Slow response times for Edge API requests

Incident Report for Flagsmith

Postmortem

Timeline

At 12:15pm UTC, we were notified of increased response times on a number of our Edge API endpoints. Investigation showed nothing immediately obvious but we suspected that it could be caused by Sentry, our APM tool. We set about removing the Sentry initialisation from our code and deployed it as soon as we could.

At 12:48pm UTC, this change was deployed and we observed the response times decrease immediately.

At 12:52pm UTC our monitoring confirmed that the average response time had returned to normal.

Next Steps

  • Look into improvements to reduce / remove the impact of Sentry issues on our Edge API.

    • Decrease the shutdown timeout of the Sentry SDK.
    • Look at using Sentry relay to remove the impact on core Edge API services.

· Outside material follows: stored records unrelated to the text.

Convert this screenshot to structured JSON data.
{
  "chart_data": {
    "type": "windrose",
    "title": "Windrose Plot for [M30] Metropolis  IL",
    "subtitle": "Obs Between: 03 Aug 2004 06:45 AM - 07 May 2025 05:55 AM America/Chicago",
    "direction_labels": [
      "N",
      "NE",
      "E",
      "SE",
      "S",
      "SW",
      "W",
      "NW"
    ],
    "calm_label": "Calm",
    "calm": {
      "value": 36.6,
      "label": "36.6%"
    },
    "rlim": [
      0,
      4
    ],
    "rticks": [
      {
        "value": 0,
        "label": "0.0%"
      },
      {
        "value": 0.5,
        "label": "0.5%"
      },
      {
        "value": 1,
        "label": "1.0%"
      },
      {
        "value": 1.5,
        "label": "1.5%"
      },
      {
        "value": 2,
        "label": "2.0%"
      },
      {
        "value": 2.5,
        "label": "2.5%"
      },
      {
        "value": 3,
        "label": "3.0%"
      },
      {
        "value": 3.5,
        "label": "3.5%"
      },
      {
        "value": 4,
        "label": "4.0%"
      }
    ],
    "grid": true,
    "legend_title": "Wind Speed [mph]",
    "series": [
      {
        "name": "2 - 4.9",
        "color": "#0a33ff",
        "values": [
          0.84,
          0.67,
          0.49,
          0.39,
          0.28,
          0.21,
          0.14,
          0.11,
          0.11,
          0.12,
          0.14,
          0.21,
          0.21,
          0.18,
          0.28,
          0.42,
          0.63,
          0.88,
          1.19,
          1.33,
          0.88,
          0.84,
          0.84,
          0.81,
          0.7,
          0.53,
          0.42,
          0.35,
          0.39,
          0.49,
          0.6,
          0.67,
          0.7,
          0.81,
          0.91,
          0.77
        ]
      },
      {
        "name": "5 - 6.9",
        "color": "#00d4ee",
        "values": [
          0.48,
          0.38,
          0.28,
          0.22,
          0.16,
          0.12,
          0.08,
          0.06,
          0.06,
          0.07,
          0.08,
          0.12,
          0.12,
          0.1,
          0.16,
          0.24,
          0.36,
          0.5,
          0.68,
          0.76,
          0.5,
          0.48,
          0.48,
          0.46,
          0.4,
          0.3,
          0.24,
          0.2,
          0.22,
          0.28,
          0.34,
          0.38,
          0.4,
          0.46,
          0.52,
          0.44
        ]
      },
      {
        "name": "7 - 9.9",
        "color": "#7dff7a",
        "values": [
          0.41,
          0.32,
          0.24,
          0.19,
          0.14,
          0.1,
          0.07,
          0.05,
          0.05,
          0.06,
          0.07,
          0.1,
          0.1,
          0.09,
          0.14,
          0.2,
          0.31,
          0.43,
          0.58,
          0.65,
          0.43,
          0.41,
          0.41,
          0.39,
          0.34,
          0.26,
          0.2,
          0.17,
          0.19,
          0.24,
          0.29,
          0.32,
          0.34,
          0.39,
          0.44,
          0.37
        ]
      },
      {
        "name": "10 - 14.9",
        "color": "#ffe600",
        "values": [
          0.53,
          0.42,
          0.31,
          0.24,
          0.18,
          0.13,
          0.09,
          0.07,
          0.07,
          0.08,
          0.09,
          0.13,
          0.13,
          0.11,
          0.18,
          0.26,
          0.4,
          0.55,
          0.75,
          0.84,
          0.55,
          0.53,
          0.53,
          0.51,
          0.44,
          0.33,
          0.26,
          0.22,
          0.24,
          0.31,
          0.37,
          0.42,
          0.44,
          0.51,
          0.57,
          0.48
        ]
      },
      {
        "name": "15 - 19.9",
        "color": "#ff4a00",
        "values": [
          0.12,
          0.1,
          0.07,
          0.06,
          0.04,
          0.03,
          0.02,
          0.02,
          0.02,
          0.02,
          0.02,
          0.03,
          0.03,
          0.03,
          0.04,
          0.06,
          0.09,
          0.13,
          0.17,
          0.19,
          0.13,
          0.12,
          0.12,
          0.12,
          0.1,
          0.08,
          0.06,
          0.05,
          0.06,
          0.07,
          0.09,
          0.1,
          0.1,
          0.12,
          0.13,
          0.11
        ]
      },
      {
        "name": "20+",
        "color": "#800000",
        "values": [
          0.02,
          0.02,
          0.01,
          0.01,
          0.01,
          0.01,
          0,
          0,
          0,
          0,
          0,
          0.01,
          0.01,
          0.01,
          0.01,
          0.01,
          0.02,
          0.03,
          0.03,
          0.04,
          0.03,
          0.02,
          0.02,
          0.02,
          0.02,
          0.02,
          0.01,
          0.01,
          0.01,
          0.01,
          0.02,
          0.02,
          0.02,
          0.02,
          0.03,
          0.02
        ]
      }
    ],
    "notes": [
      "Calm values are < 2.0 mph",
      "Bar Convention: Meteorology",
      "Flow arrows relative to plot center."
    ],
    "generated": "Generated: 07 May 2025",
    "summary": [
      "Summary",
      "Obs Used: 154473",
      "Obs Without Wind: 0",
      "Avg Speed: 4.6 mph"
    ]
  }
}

  • Add integration tests to simulate performance degradation / outages from all downstream services.
Posted Jul 10, 2023 - 13:42 UTC

Resolved

This incident has been resolved.
Posted Jul 10, 2023 - 12:58 UTC

Monitoring

The downstream service has been successfully removed. Response times have returned to normal. We are continuing to monitor the situation.
Posted Jul 10, 2023 - 12:50 UTC

Identified

We have identified an issue caused by a downstream service which is causing a knock on effect to our performance. We are currently deploying a change to remove the downstream service.
Posted Jul 10, 2023 - 12:44 UTC

Investigating

We are currently investigating this issue.
Posted Jul 10, 2023 - 12:29 UTC
This incident affected: Edge API.